The mobility rate for adults between 18-24 was 32% in 1989; by 2019 it had fallen to 18%, according to the research paper, citing U.S. Census data.
At the same time, renter mobility steadily dropped, from 35% in 1989 to 20% in 2019, the report found. Homeowner mobility has remained fairly flat between 2006 and 2021.
Affordability, dual-incomes slowing mobility
The causes of decreased mobility aren't completely clear, said Riordan Frost, who authored the report, but he believes it's probably a combination of factors, with inequity and affordability being two of the bigger themes.
"I don't think it's a coincidence that the long-term decline in residential mobility started in the 1980s when income and wealth inequality also started (and haven't stopped) rising," Frost said in an email.
Another factor in slowing mobility is the rise of dual incomes. The ability of a family to move becomes more challenging when two people have jobs, particularly in occupations where someone is licensed for a specific state, said Taylor Marr, deputy chief economist at Redfin. He also noted that the cost of moving has become a hurdle for many.

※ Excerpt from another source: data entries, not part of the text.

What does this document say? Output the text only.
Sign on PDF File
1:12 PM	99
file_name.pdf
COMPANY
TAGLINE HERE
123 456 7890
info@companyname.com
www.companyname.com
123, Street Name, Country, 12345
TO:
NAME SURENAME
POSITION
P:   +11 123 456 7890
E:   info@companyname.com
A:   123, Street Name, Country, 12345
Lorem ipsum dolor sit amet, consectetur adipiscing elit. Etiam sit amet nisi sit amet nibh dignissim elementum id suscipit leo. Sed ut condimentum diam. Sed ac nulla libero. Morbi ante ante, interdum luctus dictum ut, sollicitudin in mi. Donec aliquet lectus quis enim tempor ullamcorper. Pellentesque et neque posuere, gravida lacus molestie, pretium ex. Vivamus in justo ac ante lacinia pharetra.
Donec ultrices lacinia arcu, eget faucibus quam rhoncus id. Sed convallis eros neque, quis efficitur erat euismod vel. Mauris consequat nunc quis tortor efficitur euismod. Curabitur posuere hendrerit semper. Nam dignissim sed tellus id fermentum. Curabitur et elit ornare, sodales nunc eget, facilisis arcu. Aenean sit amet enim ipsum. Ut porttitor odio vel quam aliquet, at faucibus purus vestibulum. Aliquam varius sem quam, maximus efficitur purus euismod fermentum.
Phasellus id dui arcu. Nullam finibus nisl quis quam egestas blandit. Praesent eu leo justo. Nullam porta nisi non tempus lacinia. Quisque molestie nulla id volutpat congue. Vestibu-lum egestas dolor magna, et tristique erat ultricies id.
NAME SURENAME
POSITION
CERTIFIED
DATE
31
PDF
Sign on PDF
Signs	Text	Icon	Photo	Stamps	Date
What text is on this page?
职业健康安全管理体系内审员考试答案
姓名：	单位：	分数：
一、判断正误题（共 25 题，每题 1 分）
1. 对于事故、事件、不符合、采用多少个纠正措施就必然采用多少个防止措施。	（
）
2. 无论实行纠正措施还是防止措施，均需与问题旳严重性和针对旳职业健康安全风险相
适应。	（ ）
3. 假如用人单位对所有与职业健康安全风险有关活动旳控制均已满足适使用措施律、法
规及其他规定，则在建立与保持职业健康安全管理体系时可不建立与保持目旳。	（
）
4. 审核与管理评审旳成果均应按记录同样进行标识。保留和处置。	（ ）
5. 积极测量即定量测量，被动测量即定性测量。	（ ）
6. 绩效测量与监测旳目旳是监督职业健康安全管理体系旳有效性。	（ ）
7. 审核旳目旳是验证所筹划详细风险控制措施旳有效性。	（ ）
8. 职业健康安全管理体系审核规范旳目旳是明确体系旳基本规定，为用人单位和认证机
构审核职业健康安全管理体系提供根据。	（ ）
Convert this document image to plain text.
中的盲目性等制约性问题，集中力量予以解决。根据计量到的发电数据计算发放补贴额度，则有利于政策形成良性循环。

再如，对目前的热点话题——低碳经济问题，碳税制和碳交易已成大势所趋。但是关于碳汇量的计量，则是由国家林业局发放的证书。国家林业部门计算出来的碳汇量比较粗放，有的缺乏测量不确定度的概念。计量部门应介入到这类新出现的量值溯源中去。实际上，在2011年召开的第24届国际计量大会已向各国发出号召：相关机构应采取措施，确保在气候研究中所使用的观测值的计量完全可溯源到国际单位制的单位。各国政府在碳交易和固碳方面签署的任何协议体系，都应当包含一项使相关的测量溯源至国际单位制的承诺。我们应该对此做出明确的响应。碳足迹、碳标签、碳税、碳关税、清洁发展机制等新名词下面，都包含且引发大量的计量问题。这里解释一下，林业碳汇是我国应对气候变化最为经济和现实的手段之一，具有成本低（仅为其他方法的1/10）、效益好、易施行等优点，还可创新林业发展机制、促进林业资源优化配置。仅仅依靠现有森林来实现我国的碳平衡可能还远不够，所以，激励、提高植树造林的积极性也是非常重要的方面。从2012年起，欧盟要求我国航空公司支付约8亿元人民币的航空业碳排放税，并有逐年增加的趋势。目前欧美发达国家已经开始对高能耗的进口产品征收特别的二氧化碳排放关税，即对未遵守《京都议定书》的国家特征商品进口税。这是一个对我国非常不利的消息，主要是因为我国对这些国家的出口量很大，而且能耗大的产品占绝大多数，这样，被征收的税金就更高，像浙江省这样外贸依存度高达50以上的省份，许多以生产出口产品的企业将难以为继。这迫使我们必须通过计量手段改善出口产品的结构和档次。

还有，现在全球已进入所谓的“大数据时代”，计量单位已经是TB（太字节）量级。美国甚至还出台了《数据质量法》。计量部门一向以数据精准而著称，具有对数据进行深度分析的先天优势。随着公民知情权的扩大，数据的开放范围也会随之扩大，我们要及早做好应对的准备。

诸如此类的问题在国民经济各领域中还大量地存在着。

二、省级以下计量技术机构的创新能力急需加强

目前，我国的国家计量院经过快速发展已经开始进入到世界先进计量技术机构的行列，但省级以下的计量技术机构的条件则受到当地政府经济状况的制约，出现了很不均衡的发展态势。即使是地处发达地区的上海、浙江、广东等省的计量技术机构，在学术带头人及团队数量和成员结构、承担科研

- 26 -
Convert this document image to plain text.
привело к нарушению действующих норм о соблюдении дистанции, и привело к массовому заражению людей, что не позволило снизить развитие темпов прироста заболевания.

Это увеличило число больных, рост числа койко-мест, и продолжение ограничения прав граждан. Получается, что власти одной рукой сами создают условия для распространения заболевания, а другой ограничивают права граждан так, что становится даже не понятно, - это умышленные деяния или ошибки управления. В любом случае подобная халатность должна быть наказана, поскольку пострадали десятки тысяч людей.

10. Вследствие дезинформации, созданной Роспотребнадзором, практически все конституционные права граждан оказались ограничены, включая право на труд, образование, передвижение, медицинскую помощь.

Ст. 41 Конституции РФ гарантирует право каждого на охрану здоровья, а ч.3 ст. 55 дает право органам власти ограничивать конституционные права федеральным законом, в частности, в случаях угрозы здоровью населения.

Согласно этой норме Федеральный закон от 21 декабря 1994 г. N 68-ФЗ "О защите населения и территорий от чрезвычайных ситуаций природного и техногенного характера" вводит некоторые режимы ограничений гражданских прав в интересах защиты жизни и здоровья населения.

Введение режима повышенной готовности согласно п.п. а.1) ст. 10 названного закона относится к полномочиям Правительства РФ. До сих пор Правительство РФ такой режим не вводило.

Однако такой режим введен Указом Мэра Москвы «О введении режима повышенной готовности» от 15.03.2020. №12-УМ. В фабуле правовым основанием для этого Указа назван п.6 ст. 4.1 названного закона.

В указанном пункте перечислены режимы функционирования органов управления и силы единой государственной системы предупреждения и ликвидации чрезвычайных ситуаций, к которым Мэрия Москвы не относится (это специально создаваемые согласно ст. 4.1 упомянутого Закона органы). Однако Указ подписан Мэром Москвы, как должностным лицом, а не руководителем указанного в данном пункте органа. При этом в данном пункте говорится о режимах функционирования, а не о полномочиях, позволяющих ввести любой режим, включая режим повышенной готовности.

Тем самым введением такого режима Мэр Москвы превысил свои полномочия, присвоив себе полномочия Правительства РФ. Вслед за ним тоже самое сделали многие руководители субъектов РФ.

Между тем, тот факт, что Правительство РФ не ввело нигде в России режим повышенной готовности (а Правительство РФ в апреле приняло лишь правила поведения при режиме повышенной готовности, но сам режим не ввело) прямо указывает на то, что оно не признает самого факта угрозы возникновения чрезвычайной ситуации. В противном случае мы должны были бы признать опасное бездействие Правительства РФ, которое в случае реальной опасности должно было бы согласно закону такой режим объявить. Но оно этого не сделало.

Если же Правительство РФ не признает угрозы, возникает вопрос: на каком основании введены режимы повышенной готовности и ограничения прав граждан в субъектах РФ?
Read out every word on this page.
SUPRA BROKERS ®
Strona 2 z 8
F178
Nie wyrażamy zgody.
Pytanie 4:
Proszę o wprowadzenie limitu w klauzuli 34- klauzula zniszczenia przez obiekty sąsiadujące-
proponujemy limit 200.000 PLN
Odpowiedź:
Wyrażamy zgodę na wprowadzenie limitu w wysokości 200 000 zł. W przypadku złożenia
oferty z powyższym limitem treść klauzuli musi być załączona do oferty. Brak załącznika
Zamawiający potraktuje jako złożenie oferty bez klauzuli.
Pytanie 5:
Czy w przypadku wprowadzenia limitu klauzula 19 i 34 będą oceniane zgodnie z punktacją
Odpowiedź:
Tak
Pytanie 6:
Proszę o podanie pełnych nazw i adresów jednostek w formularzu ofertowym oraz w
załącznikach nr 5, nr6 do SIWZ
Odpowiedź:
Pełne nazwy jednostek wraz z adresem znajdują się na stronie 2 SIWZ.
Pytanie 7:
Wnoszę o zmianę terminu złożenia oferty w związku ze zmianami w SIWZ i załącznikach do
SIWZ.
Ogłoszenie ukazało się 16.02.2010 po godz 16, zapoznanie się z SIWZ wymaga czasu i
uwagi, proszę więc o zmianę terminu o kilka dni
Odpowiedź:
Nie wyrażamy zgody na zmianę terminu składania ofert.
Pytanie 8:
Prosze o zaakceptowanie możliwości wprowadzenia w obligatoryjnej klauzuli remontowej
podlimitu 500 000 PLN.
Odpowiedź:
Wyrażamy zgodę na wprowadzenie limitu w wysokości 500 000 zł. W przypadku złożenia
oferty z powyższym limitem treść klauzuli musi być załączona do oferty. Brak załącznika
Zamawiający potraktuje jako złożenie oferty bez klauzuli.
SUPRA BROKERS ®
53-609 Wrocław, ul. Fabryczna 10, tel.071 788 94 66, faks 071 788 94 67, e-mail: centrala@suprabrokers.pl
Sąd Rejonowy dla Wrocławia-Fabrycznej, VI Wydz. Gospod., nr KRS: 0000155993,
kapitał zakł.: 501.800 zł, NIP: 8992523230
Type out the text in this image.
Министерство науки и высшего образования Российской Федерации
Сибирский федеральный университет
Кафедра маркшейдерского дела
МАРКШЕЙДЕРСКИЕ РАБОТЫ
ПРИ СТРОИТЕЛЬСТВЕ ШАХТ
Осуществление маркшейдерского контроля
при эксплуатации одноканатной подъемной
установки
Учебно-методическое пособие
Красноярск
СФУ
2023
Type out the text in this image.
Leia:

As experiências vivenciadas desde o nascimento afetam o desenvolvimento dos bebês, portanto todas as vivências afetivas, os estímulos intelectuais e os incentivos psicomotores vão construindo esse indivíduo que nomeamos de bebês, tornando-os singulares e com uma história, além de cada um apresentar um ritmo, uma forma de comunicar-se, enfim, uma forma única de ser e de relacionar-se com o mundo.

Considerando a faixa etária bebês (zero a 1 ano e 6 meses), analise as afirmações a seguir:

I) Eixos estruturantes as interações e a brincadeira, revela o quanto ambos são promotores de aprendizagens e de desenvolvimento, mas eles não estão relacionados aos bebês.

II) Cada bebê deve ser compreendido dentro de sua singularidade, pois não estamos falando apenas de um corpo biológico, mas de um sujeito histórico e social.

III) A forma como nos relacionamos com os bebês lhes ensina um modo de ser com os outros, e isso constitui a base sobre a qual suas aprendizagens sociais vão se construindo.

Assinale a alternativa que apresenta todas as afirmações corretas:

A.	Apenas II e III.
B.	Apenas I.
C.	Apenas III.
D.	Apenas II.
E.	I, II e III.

Homeowners may have more flexibility to move
When looking specifically at homeownership over the past few years, the data on mobility becomes a bit more nuanced, Marr said. While the decline in renter mobility has influenced the overall trend, some interesting jumps in mobility have happened among homeowners, particularly those who had more flexibility due to high equity in their property or their ability to work remotely.
The number of Redfin users searching outside their current city spiked earlier in the pandemic, then fell sharply in early 2022 and has continued to drop as elevated interest rates and low inventory have deterred both buyers and sellers.
Will mobility continue to decline? The Harvard report concluded that it was too early to tell, noting that the prevalence of remote work may have a greater impact on mobility in the coming years.
Many companies appear to be settling on a hybrid approach, with workers coming into the office for a portion of the work week. That is showing up in recent home-search trends, as buyers seem to be looking for the optimal combination of distance from a large city and cost of ownership, said Hannah Jones, Realtor.com's economic data analyst.
"While commuter markets have always been popular for this reason, less frequent office attendance requirements increases the feasible living radius," Jones said.